Academic studies have shown that when developing countries are in catch-up mode, they tend to grow quite rapidly. But when these countries mature, growth tends to slow. That’s because after the catch-up stage, they need to reform their political and economic systems to continue growing rapidly. And many countries often find it difficult to make these types of fundamental changes.

Stockpicking Determines Country Positions

To be sure, this doesn’t mean that EM investors shouldn’t buy stocks in South Korea or Taiwan. But we believe that stock-picking decisions should be based on company-specific analysis. Individual stock opportunities should determine country positions in a portfolio—not the other way around. So depending on an investing philosophy, some EM equity portfolio managers might find enough attractive opportunities in mature emerging markets like South Korea to warrant having a significant country weight there.

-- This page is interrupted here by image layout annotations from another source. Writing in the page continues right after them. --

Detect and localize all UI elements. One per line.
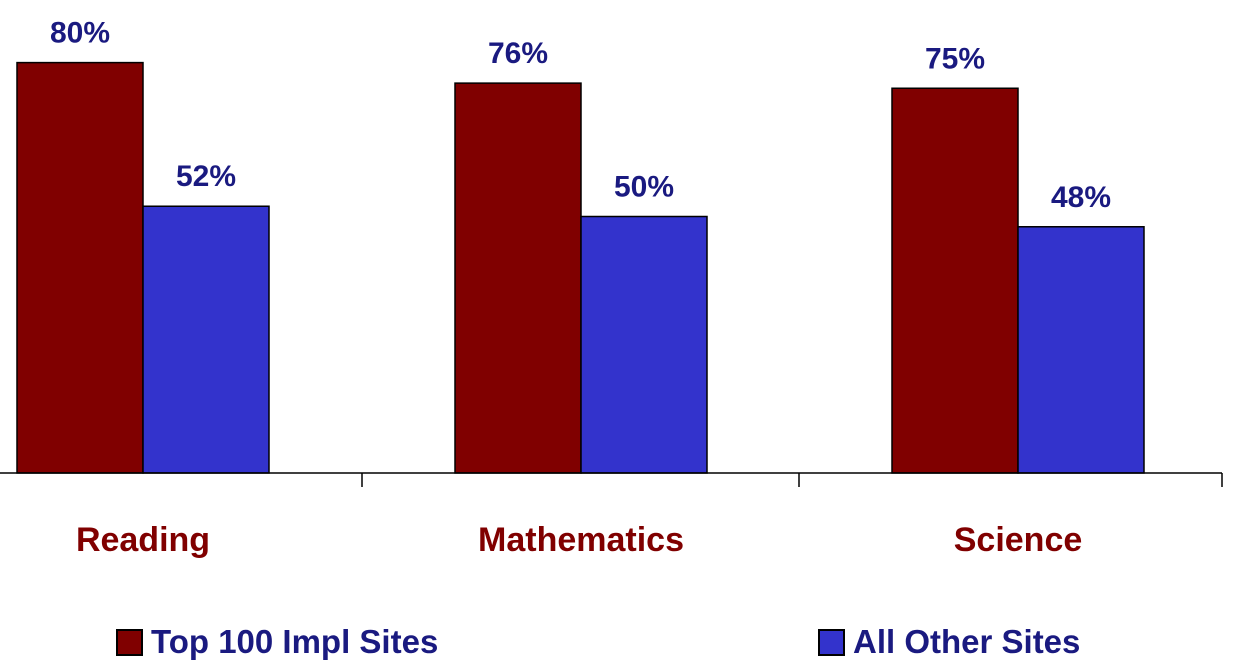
data-label-reading-all-other: 52% (176, 160, 236, 193)
category-label-mathematics: Mathematics (478, 521, 684, 559)
bar-reading-top-100 (16, 61, 144, 474)
legend-label-top-100: Top 100 Impl Sites (151, 623, 439, 660)
data-label-reading-top-100: 80% (50, 17, 110, 50)
legend-swatch-top-100 (116, 628, 143, 656)
legend-item-all-other: All Other Sites (818, 620, 1080, 664)
category-label-reading: Reading (76, 521, 210, 559)
category-label-science: Science (954, 521, 1083, 559)
data-label-science-top-100: 75% (925, 42, 985, 75)
data-label-mathematics-top-100: 76% (488, 37, 548, 70)
bar-science-all-other (1017, 226, 1145, 474)
legend-item-top-100: Top 100 Impl Sites (116, 620, 438, 664)
bar-reading-all-other (142, 205, 270, 474)
data-label-science-all-other: 48% (1051, 181, 1111, 214)
data-label-mathematics-all-other: 50% (614, 171, 674, 204)
bar-mathematics-all-other (580, 215, 708, 474)
bar-mathematics-top-100 (454, 82, 582, 474)
legend-label-all-other: All Other Sites (853, 623, 1081, 660)
bar-science-top-100 (891, 87, 1019, 474)
legend-swatch-all-other (818, 628, 845, 656)
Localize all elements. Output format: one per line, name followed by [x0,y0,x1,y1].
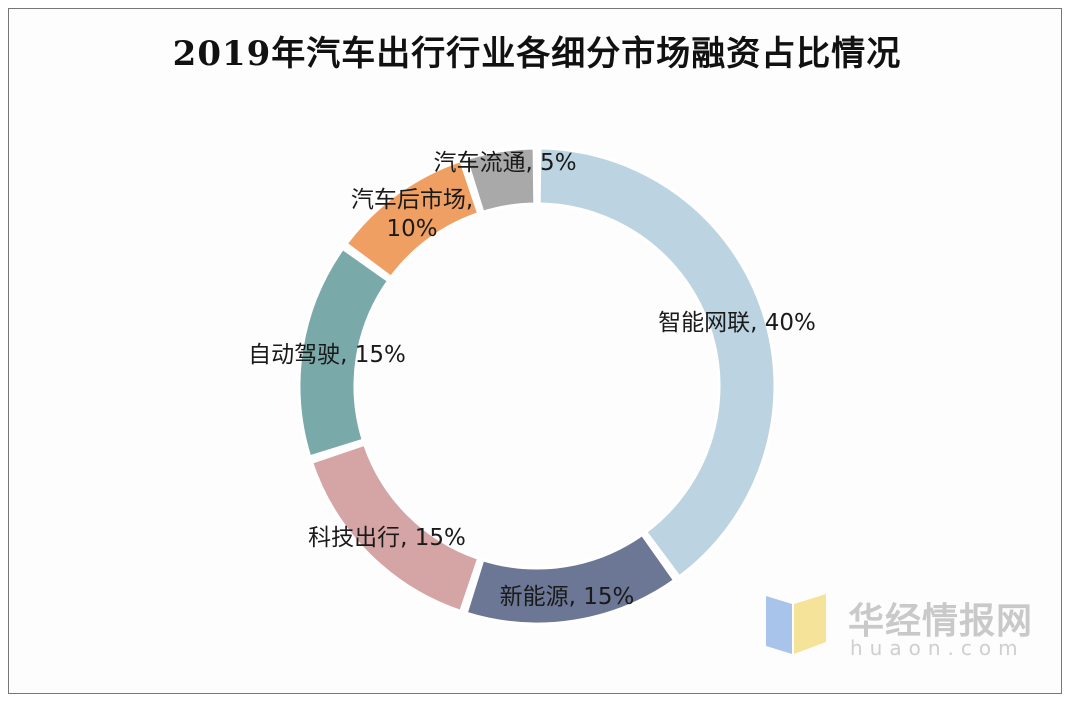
slice-label-5: 汽车流通, 5% [433,150,576,176]
donut-slice-1 [464,532,677,626]
donut-slice-3 [297,246,391,459]
slice-label-0: 智能网联, 40% [658,310,816,336]
labels-group: 智能网联, 40% 新能源, 15% 科技出行, 15% 自动驾驶, 15% 汽车后市场… [248,150,816,610]
watermark-text-cn: 华经情报网 [848,601,1034,642]
donut-slice-0 [537,146,777,579]
slice-label-2: 科技出行, 15% [308,525,466,551]
watermark: 华经情报网 huaon.com [766,590,1036,660]
slice-label-3: 自动驾驶, 15% [248,342,406,368]
slice-label-4: 汽车后市场, 10% [351,187,473,242]
donut-slice-5 [464,146,537,215]
donut-slice-4 [344,158,481,280]
huaon-logo-icon [766,594,826,654]
slice-label-1: 新能源, 15% [500,584,635,610]
slices-group [297,146,777,626]
chart-title: 2019年汽车出行行业各细分市场融资占比情况 [172,34,902,74]
donut-slice-2 [309,442,481,614]
watermark-text-en: huaon.com [850,636,1025,660]
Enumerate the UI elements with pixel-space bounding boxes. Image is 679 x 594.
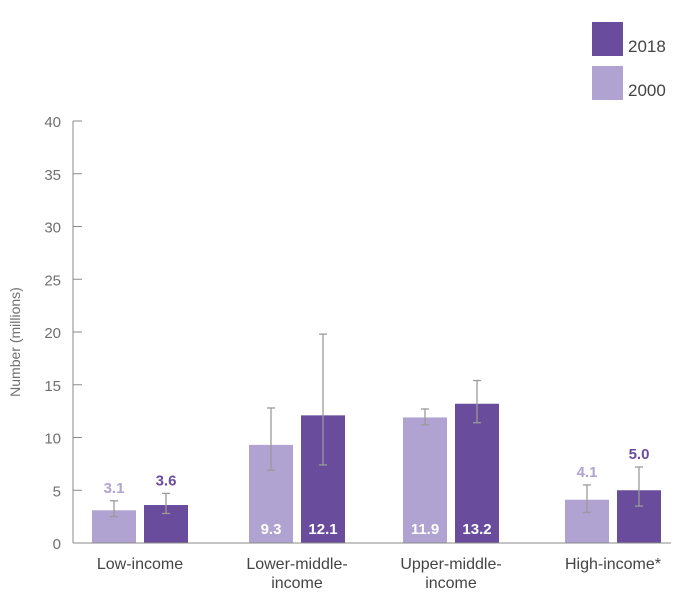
data-label-2000-2: 11.9 [411, 521, 439, 538]
data-label-2018-0: 3.6 [156, 472, 177, 489]
x-category-label: income [425, 575, 477, 592]
y-axis-title: Number (millions) [7, 287, 23, 397]
bar-2018-2 [455, 403, 499, 543]
error-bar-2018-2 [473, 379, 481, 424]
error-bar-2000-1 [267, 407, 275, 471]
data-label-2018-2: 13.2 [462, 521, 491, 538]
y-tick-label: 35 [44, 167, 61, 184]
legend-label-2018: 2018 [628, 37, 666, 56]
y-tick-label: 30 [44, 220, 61, 237]
error-bar-2000-3 [583, 484, 591, 514]
legend-swatch-2018 [592, 22, 623, 56]
error-bar-2018-1 [319, 333, 327, 466]
error-bar-2000-0 [110, 500, 118, 518]
y-tick-label: 20 [44, 325, 61, 342]
y-tick-label: 15 [44, 378, 61, 395]
legend-label-2000: 2000 [628, 81, 666, 100]
error-bar-2000-2 [421, 408, 429, 426]
data-label-2000-3: 4.1 [577, 464, 598, 481]
legend-swatch-2000 [592, 66, 623, 100]
y-tick-label: 5 [53, 483, 61, 500]
data-label-2000-1: 9.3 [261, 521, 282, 538]
data-label-2000-0: 3.1 [104, 480, 125, 497]
y-tick-label: 40 [44, 114, 61, 131]
x-category-label: Upper-middle- [400, 556, 501, 573]
y-tick-label: 0 [53, 536, 61, 553]
x-category-label: High-income* [565, 556, 661, 573]
y-tick-label: 25 [44, 272, 61, 289]
x-category-label: Low-income [97, 556, 183, 573]
x-category-label: Lower-middle- [246, 556, 347, 573]
y-tick-label: 10 [44, 431, 61, 448]
error-bar-2018-3 [635, 466, 643, 507]
x-category-label: income [271, 575, 323, 592]
data-label-2018-1: 12.1 [308, 521, 337, 538]
error-bar-2018-0 [162, 492, 170, 515]
bar-2000-2 [403, 417, 447, 543]
data-label-2018-3: 5.0 [629, 446, 650, 463]
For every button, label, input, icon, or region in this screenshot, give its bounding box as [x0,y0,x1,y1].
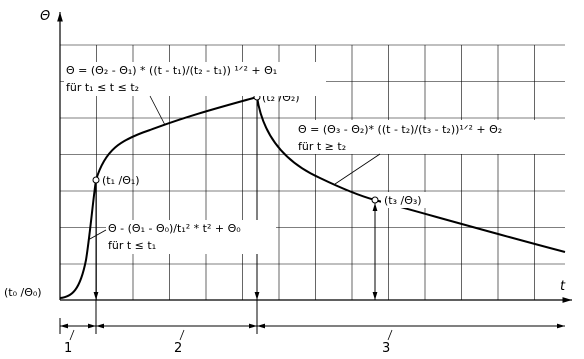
formula-condition: für t ≤ t₁ [108,239,156,252]
phase-label: 2 [174,341,182,356]
phase-label: 3 [382,341,390,356]
formula: Θ = (Θ₃ - Θ₂)* ((t - t₂)/(t₃ - t₂))¹ᐟ² +… [298,123,502,136]
leader [149,95,166,126]
formula: Θ = (Θ₂ - Θ₁) * ((t - t₁)/(t₂ - t₁)) ¹ᐟ²… [66,64,277,77]
leader [387,329,393,341]
label-bg [2,284,56,300]
label-bg [106,220,276,254]
x-axis-label: t [560,279,566,294]
leader [179,329,185,341]
y-axis-label: Θ [40,9,50,24]
point [92,176,100,184]
leader [69,329,75,341]
label-bg [64,62,326,96]
point-label: (t₁ /Θ₁) [102,174,140,187]
point-label: (t₃ /Θ₃) [384,194,422,207]
leader [334,153,381,185]
formula-condition: für t ≥ t₂ [298,140,346,153]
label-bg [296,120,566,154]
leader [87,229,107,241]
point [371,196,379,204]
formula-condition: für t₁ ≤ t ≤ t₂ [66,81,139,94]
formula: Θ - (Θ₁ - Θ₀)/t₁² * t² + Θ₀ [108,222,241,235]
label-bg [381,192,437,208]
phase-label: 1 [64,341,72,356]
point-label: (t₀ /Θ₀) [4,286,42,299]
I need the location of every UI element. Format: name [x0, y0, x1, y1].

Of course, a portfolio manager must research how the economic environment of a country affects a company’s business. And understanding the growth dynamics of countries and industries can help guide investors to opportunities. For example, since South Korea and Taiwan are relatively mature, smartphone and Internet penetration is relatively high (Display). That means investors might find better domestic growth opportunities in countries like India, Brazil or the Philippines, where penetration is much lower. Similar trends can be seen for mortgage penetration and car ownership.

It’s important to be aware of these trends when choosing an EM portfolio. By understanding the flaws of a benchmark, investors can avoid being automatically positioned with country weights that might be a burden on performance. In our view, investing in companies that truly benefit from the higher growth rates in the developing world is the best way to capture strong return potential in a sustained recovery of emerging markets.

The views expressed herein do not constitute research, investment advice or trade recommendations and do not necessarily represent the views of all AB portfolio-management teams.

MSCI makes no express or implied warranties or representations, and shall have no liability whatsoever with respect to any MSCI data contained herein. The MSCI data may not be further redistributed or used as a basis for other indices or any securities or financial products. This report is not approved, reviewed or produced by MSCI.